TMMOB Mimarlar Odası Ankara Şubesi, Kırşehir Çevre ve Şehircilik İl Müdürlüğü hakkında dava açtı 

KIRŞEHİR HÜKÜMET KONAĞI MAHKEMELİK

Kırşehir’de 2017 yılında yapımına başlanan, ancak daha sonra İçişleri Bakanlığı’nca “ödenek yetersizliği” gerekçe gösterilerek yurda dönüştürülmek üzere Kredi ve Yurtlar Kurumu’na devredilen Hükümet Konağı üzerinde tartışmalar ve tepkiler devam ederken, Ankara Mimarlar Odası Şube Başkanı Tezcan Karakuş Candan, Yozgat İdare Mahkemesi'ne dava açtı ve yurt binasına dönüştürülmesi kararının durdurulmasını talep etti.

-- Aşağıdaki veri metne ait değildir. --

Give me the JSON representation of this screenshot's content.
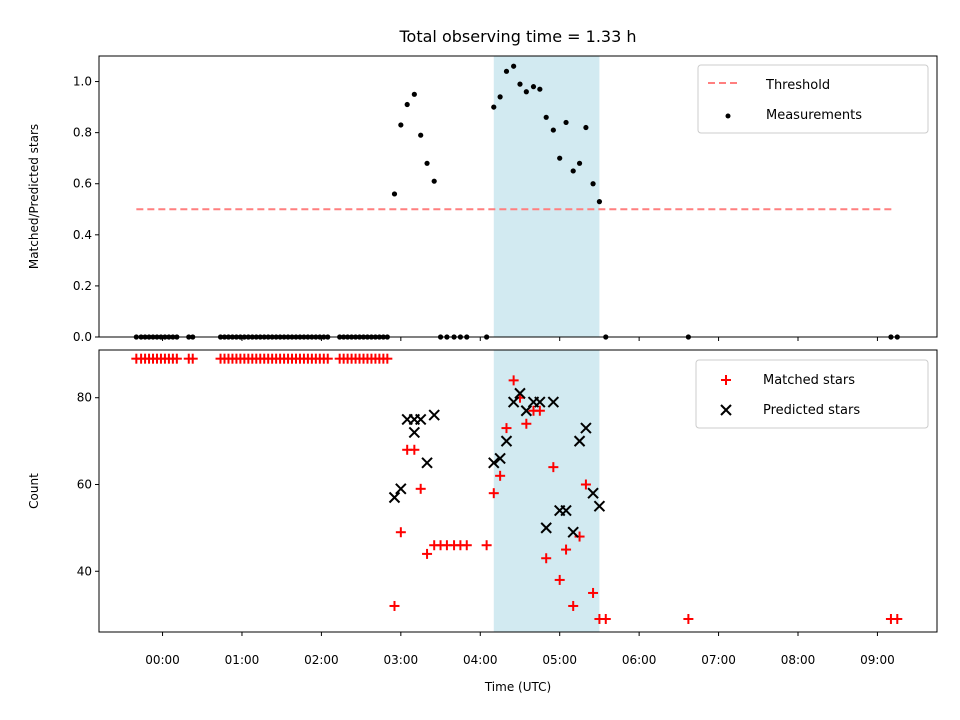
{
  "chart_data": {
    "type": "scatter",
    "title": "Total observing time = 1.33 h",
    "xlabel": "Time (UTC)",
    "x_unit": "hours UTC",
    "xlim": [
      -0.8,
      9.75
    ],
    "xticks": [
      0,
      1,
      2,
      3,
      4,
      5,
      6,
      7,
      8,
      9
    ],
    "xtick_labels": [
      "00:00",
      "01:00",
      "02:00",
      "03:00",
      "04:00",
      "05:00",
      "06:00",
      "07:00",
      "08:00",
      "09:00"
    ],
    "shaded_interval": {
      "x0": 4.17,
      "x1": 5.5,
      "color": "#add8e6"
    },
    "panels": [
      {
        "ylabel": "Matched/Predicted stars",
        "ylim": [
          0,
          1.1
        ],
        "yticks": [
          0.0,
          0.2,
          0.4,
          0.6,
          0.8,
          1.0
        ],
        "ytick_labels": [
          "0.0",
          "0.2",
          "0.4",
          "0.6",
          "0.8",
          "1.0"
        ],
        "legend_position": "top-right",
        "threshold": {
          "name": "Threshold",
          "y": 0.5,
          "x_range": [
            -0.33,
            9.2
          ],
          "color": "#ff7f7f"
        },
        "series": [
          {
            "name": "Measurements",
            "marker": "dot",
            "color": "#000000",
            "x": [
              -0.33,
              -0.27,
              -0.22,
              -0.17,
              -0.12,
              -0.07,
              -0.02,
              0.03,
              0.08,
              0.13,
              0.18,
              0.33,
              0.38,
              0.73,
              0.78,
              0.83,
              0.88,
              0.93,
              0.98,
              1.03,
              1.08,
              1.13,
              1.18,
              1.23,
              1.28,
              1.33,
              1.38,
              1.43,
              1.48,
              1.53,
              1.58,
              1.63,
              1.68,
              1.73,
              1.78,
              1.83,
              1.88,
              1.93,
              1.98,
              2.03,
              2.08,
              2.23,
              2.28,
              2.33,
              2.38,
              2.43,
              2.48,
              2.53,
              2.58,
              2.63,
              2.68,
              2.73,
              2.78,
              2.83,
              2.92,
              3.0,
              3.08,
              3.17,
              3.25,
              3.33,
              3.42,
              3.5,
              3.58,
              3.67,
              3.75,
              3.83,
              4.08,
              4.17,
              4.25,
              4.33,
              4.42,
              4.5,
              4.58,
              4.67,
              4.75,
              4.83,
              4.92,
              5.0,
              5.08,
              5.17,
              5.25,
              5.33,
              5.42,
              5.5,
              5.58,
              6.62,
              9.17,
              9.25
            ],
            "y": [
              0,
              0,
              0,
              0,
              0,
              0,
              0,
              0,
              0,
              0,
              0,
              0,
              0,
              0,
              0,
              0,
              0,
              0,
              0,
              0,
              0,
              0,
              0,
              0,
              0,
              0,
              0,
              0,
              0,
              0,
              0,
              0,
              0,
              0,
              0,
              0,
              0,
              0,
              0,
              0,
              0,
              0,
              0,
              0,
              0,
              0,
              0,
              0,
              0,
              0,
              0,
              0,
              0,
              0,
              0.56,
              0.83,
              0.91,
              0.95,
              0.79,
              0.68,
              0.61,
              0,
              0,
              0,
              0,
              0,
              0,
              0.9,
              0.94,
              1.04,
              1.06,
              0.99,
              0.96,
              0.98,
              0.97,
              0.86,
              0.81,
              0.7,
              0.84,
              0.65,
              0.68,
              0.82,
              0.6,
              0.53,
              0,
              0,
              0,
              0
            ]
          }
        ]
      },
      {
        "ylabel": "Count",
        "ylim": [
          26,
          91
        ],
        "yticks": [
          40,
          60,
          80
        ],
        "ytick_labels": [
          "40",
          "60",
          "80"
        ],
        "legend_position": "top-right",
        "series": [
          {
            "name": "Matched stars",
            "marker": "plus",
            "color": "#ff0000",
            "x": [
              -0.33,
              -0.27,
              -0.22,
              -0.17,
              -0.12,
              -0.07,
              -0.02,
              0.03,
              0.08,
              0.13,
              0.18,
              0.33,
              0.38,
              0.73,
              0.78,
              0.83,
              0.88,
              0.93,
              0.98,
              1.03,
              1.08,
              1.13,
              1.18,
              1.23,
              1.28,
              1.33,
              1.38,
              1.43,
              1.48,
              1.53,
              1.58,
              1.63,
              1.68,
              1.73,
              1.78,
              1.83,
              1.88,
              1.93,
              1.98,
              2.03,
              2.08,
              2.23,
              2.28,
              2.33,
              2.38,
              2.43,
              2.48,
              2.53,
              2.58,
              2.63,
              2.68,
              2.73,
              2.78,
              2.83,
              2.92,
              3.0,
              3.08,
              3.17,
              3.25,
              3.33,
              3.42,
              3.5,
              3.58,
              3.67,
              3.75,
              3.83,
              4.08,
              4.17,
              4.25,
              4.33,
              4.42,
              4.5,
              4.58,
              4.67,
              4.75,
              4.83,
              4.92,
              5.0,
              5.08,
              5.17,
              5.25,
              5.33,
              5.42,
              5.5,
              5.58,
              6.62,
              9.17,
              9.25
            ],
            "y": [
              89,
              89,
              89,
              89,
              89,
              89,
              89,
              89,
              89,
              89,
              89,
              89,
              89,
              89,
              89,
              89,
              89,
              89,
              89,
              89,
              89,
              89,
              89,
              89,
              89,
              89,
              89,
              89,
              89,
              89,
              89,
              89,
              89,
              89,
              89,
              89,
              89,
              89,
              89,
              89,
              89,
              89,
              89,
              89,
              89,
              89,
              89,
              89,
              89,
              89,
              89,
              89,
              89,
              89,
              32,
              49,
              68,
              68,
              59,
              44,
              46,
              46,
              46,
              46,
              46,
              46,
              46,
              58,
              62,
              73,
              84,
              80,
              74,
              77,
              77,
              43,
              64,
              38,
              45,
              32,
              48,
              60,
              35,
              29,
              29,
              29,
              29,
              29
            ]
          },
          {
            "name": "Predicted stars",
            "marker": "x",
            "color": "#000000",
            "x": [
              2.92,
              3.0,
              3.08,
              3.17,
              3.17,
              3.25,
              3.33,
              3.42,
              4.17,
              4.25,
              4.33,
              4.42,
              4.5,
              4.58,
              4.67,
              4.75,
              4.83,
              4.92,
              5.0,
              5.08,
              5.17,
              5.25,
              5.33,
              5.42,
              5.5
            ],
            "y": [
              57,
              59,
              75,
              72,
              75,
              75,
              65,
              76,
              65,
              66,
              70,
              79,
              81,
              77,
              79,
              79,
              50,
              79,
              54,
              54,
              49,
              70,
              73,
              58,
              55
            ]
          }
        ]
      }
    ]
  }
}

AK Parti Kırşehir Milletvekili Mustafa Kendirli’nin geçtiğimiz hafta şehrimizde yayın yapan Ahi TV’nin canlı yayın programına çıkarak Hükümet Konağı’nın yurda dönüştürülme sürecini anlatırken kullandığı sözler Kırşehir’de tartışılmaya devam ediyor. 
Milletvekili Mustafa Kendirli Hükümet Konağı projesinin İçişleri Bakanı Süleyman Soylu’nun devletin parasının heba edilmesini istemediğini ifade ederek iptal ettirdiğini, kendilerinin de buna bir şey diyemediklerini açıklarken, Ankara Mimarlar Odası konuyu yargıya taşıdı. Şube Başkanı Tezcan Karakuş Candan, Yozgat İdare Mahkemesi'ne dava açtı.
Sinan Aygün'e ait TOGO Kuleleri ile ilgili dava açarak yürütmesini durduran Ankara Mimarlar Odası’nın, Kırşehir Hükümet Konağı’nın yurda dönüştürülmesini durmak için Kırşehir Çevre ve Şehircilik İl Müdürlüğü hakkında Yozgat İdare Mahkemesi’ne açtığı dava dilekçesinde şu ifadelere yer verildi: 
I. Türk Mühendis ve Mimar Odaları Birliği (TMMOB) Mimarlar Odası, Anayasa’nın 135. Maddesi ile 6235 ve 3458 sayılı yasalara göre kurulan TMMOB’ye bağlı, kamu kurumu niteliğinde meslek örgütüdür. Anayasa’nın 135. Maddesinde Kamu Kurumu niteliğindeki meslek kuruluşlarının kamu tüzelkişiliğini haiz oldukları belirtilmiş olup aynı zamanda kuruluş amaçları da tanımlanmıştır. Bu amaçlar, belli bir mesleğe mensup olanların müşterek
ihtiyaçlarını karşılamak, meslekî faaliyetlerini kolaylaştırmak, mesleğin genel menfaatlere uygun olarak gelişmesini sağlamak, meslek mensuplarının birbirleri ile ve halk ile olan ilişkilerinde dürüstlüğü ve güveni hâkim kılmak üzere meslek disiplini ve ahlakını korumak olarak tanımlanmışlardır.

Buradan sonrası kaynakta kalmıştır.